La prendo per un polso senza pensarci, ci guardiamo e finalmente la vedo: c’è una farfalla dietro di lei, sbuca da un nascondiglio sotto una foglia, è una farfalla bianca come non ne avevo mai viste qui a Terezín, non ci sono farfalle nel ghetto ma sono io quella farfalla e girerò zitta e sola per giorni e giorni nel giardino, digiuna di vivere dopo aver visto Vera, disinteressata all’aria e ai fiori. Volerò dietro le caserme e vedrò i tetti passandovi accanto e scorgerò senza badarci la fila di gente caricata sul treno merci e sentirò il rumore del ferro e mi librerò oltre il bastione più grande e sorvolerò l’erba e il fango dell’autunno che comincia.
«Svuotano la nostra stanza e un piano della casa, partiamo quasi tutte subito. Alcune sono già alle rotaie. Stavo per salire, sono passata a salutarti» aggiunge Vera mentre mi stringe la mano con l’altra mano. Ha la pelle ruvida.
«Addio.»
Raccolgo un fiorellino e glielo porgo prima che si allontani troppo. Mi guarda ancora, con un occhio lucido e uno chiuso.

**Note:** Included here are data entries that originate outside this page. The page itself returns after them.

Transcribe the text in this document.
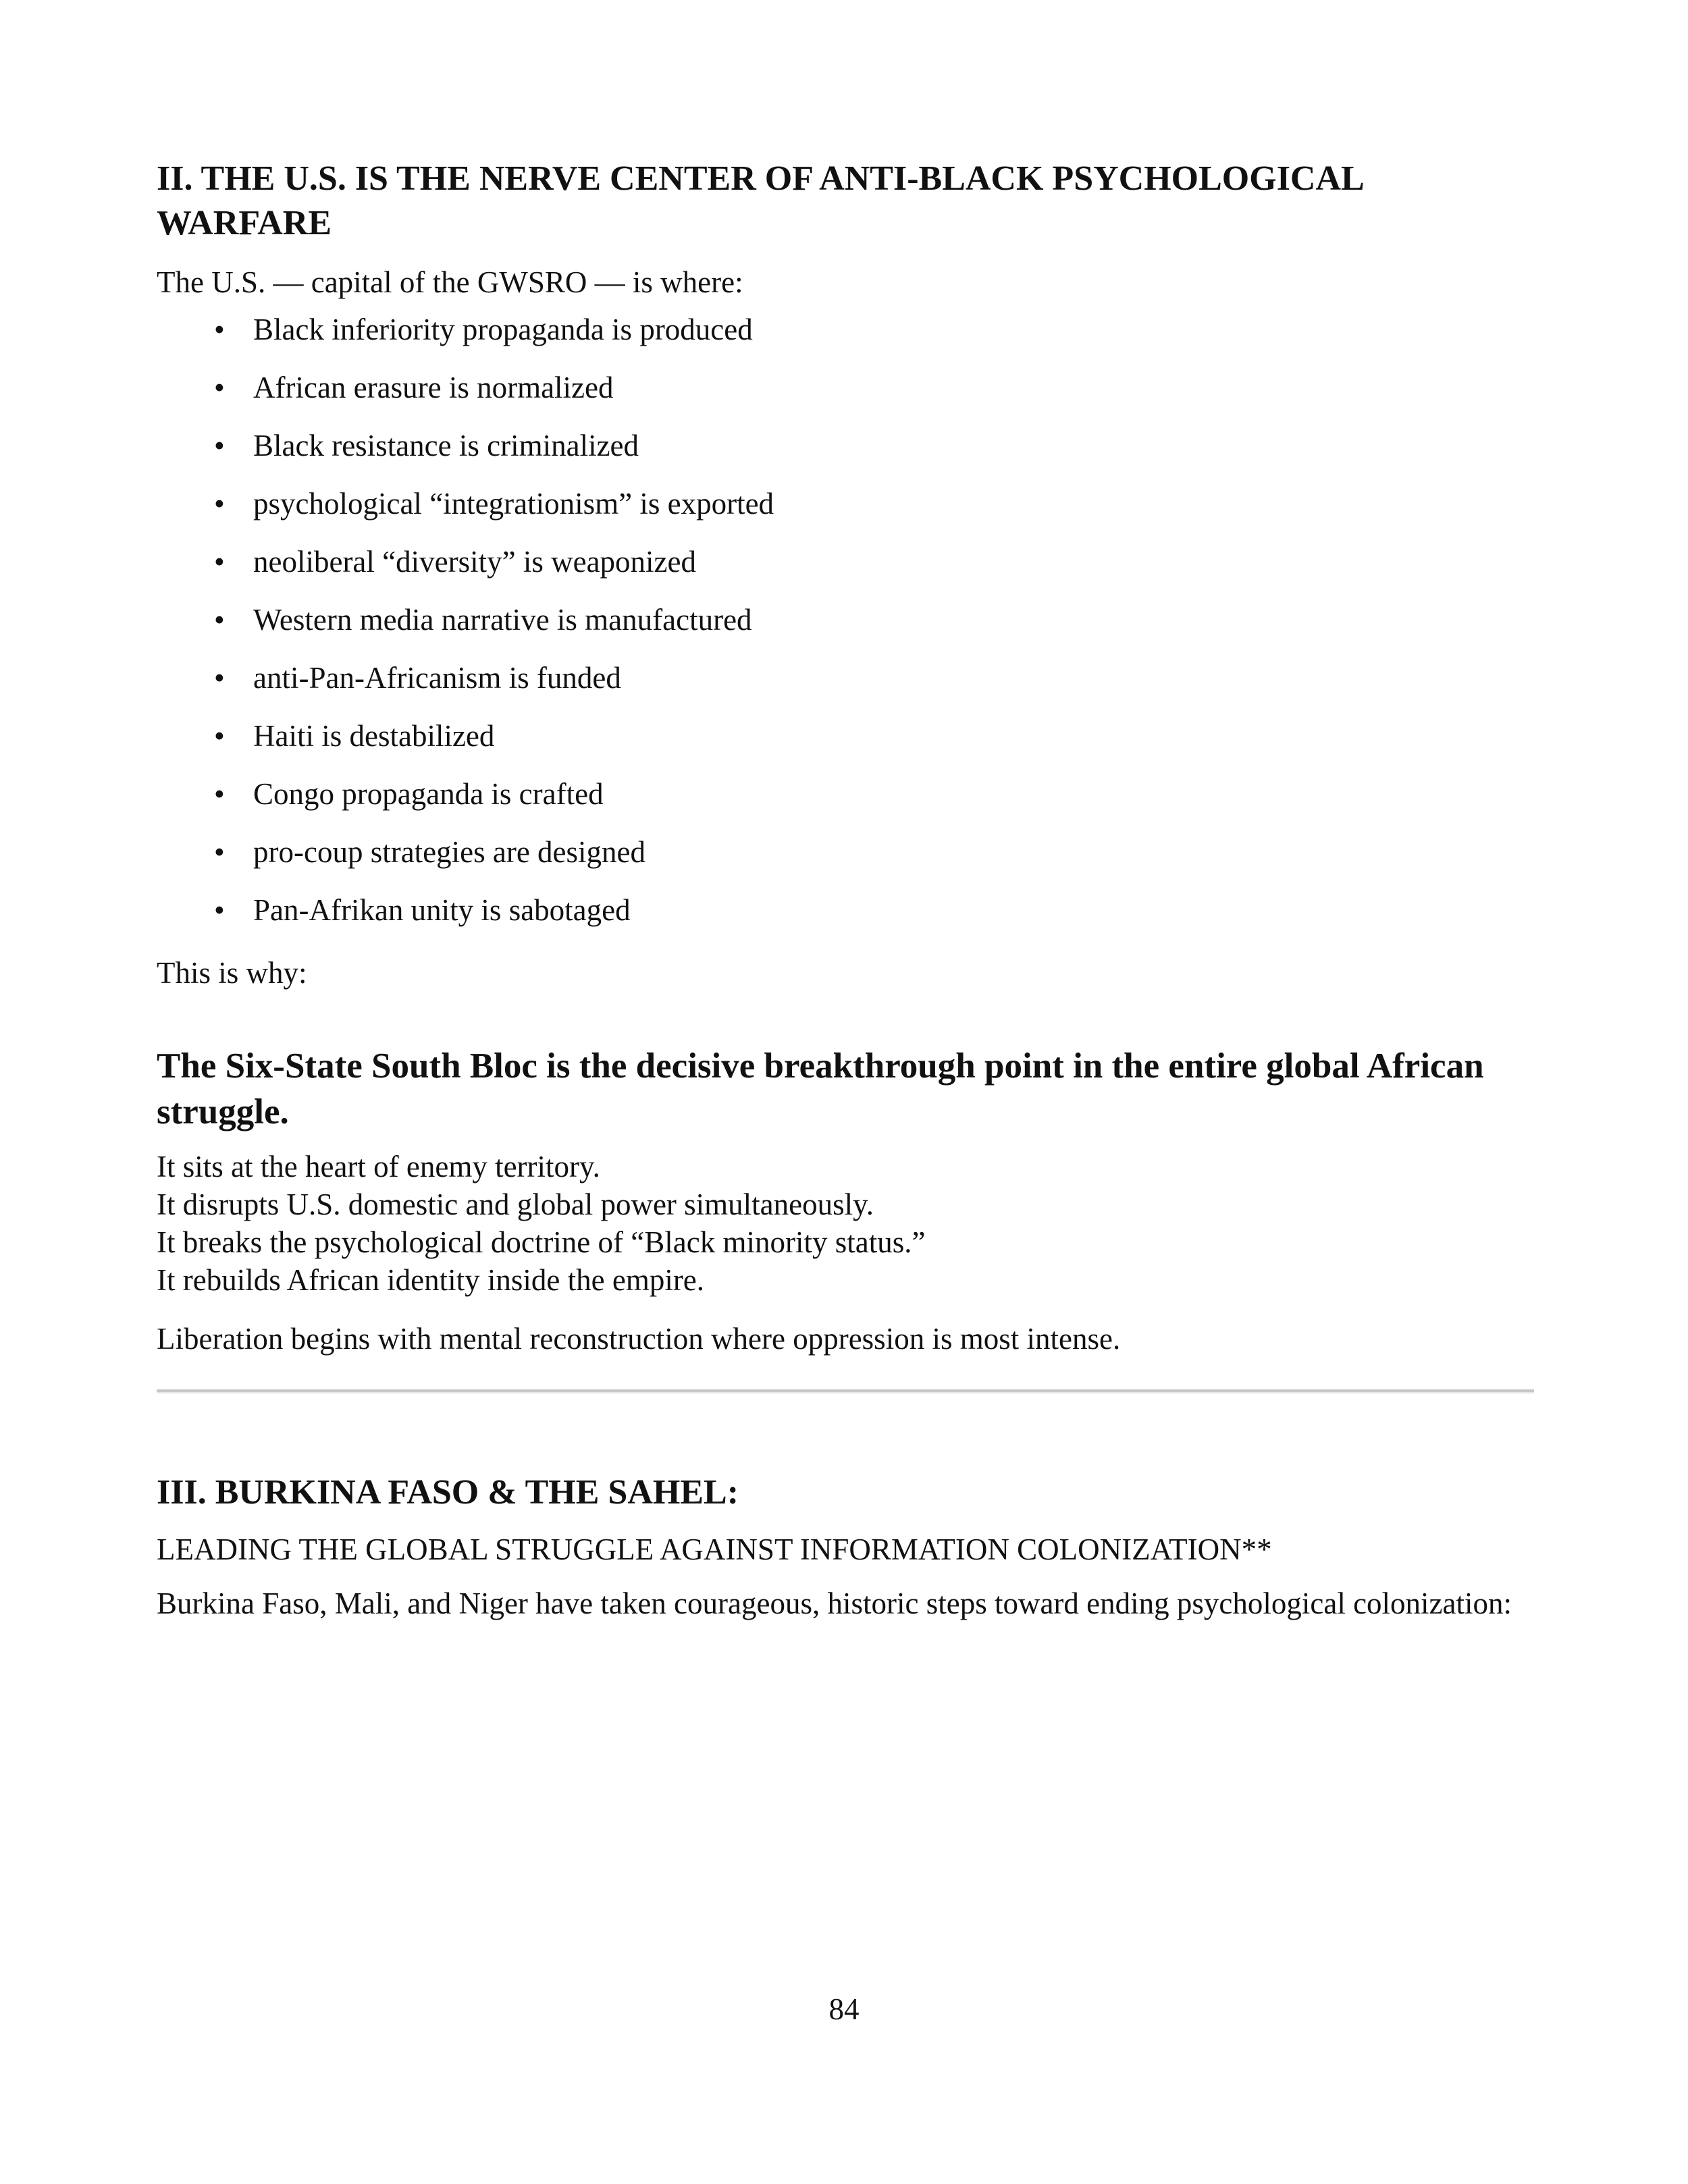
II. THE U.S. IS THE NERVE CENTER OF ANTI-BLACK PSYCHOLOGICAL WARFARE

The U.S. — capital of the GWSRO — is where:

• Black inferiority propaganda is produced
• African erasure is normalized
• Black resistance is criminalized
• psychological “integrationism” is exported
• neoliberal “diversity” is weaponized
• Western media narrative is manufactured
• anti-Pan-Africanism is funded
• Haiti is destabilized
• Congo propaganda is crafted
• pro-coup strategies are designed
• Pan-Afrikan unity is sabotaged

This is why:

The Six-State South Bloc is the decisive breakthrough point in the entire global African struggle.
It sits at the heart of enemy territory.
It disrupts U.S. domestic and global power simultaneously.
It breaks the psychological doctrine of “Black minority status.”
It rebuilds African identity inside the empire.

Liberation begins with mental reconstruction where oppression is most intense.

III. BURKINA FASO & THE SAHEL:

LEADING THE GLOBAL STRUGGLE AGAINST INFORMATION COLONIZATION**

Burkina Faso, Mali, and Niger have taken courageous, historic steps toward ending psychological colonization:

84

«Siamo noi, questi fiori da niente. Nasciamo selvatici, siamo svelti a colorarci e tanto rapidi ad appassire» dice, chiudendo il palmo sui petali.
«Cresciamo solo in una terra senza vaso» le dico.
Sono io quel fiore ancora a terra che mosso dal vento fa no e no con la corolla mentre Vera se ne va e si volta solo un momento per sorridermi. Un sorriso come se niente fosse accaduto, come se fossimo ancora a Praga liberi e sereni a tenerci per mano, camminare spettinati e avere nella mente solo un appuntamento per il prossimo bacio. Gira l’angolo e vedo ancora una volta tra le sbarre il nastro rosa della valigia e il fiorellino nella sua mano.
«Addio.» Lo dico senza che mi senta più. Forse lo sto dicendo a me stesso.
Avevo scritto così nella Repubblica delle farfalle (Rizzoli) per congedare l’unico personaggio di mia invenzione in tutto il libro. L’avevo chiamata Vera perché era l’unica finta. Ma chissà quanto sono finti i personaggi dei libri, e se sono finti per davvero.
Sto aiutando una scuola (che bellissimi insegnanti e bellissimi ragazzi) a organizzare una mostra sul ghetto di Terezín. E i ragazzi hanno deciso di raccontare Vera, la ragazza, la ragazza del libro. Con un disegno. Lei svanisce, diventa farfalle, vola via. Rimane qui il mio grazie per tutti loro.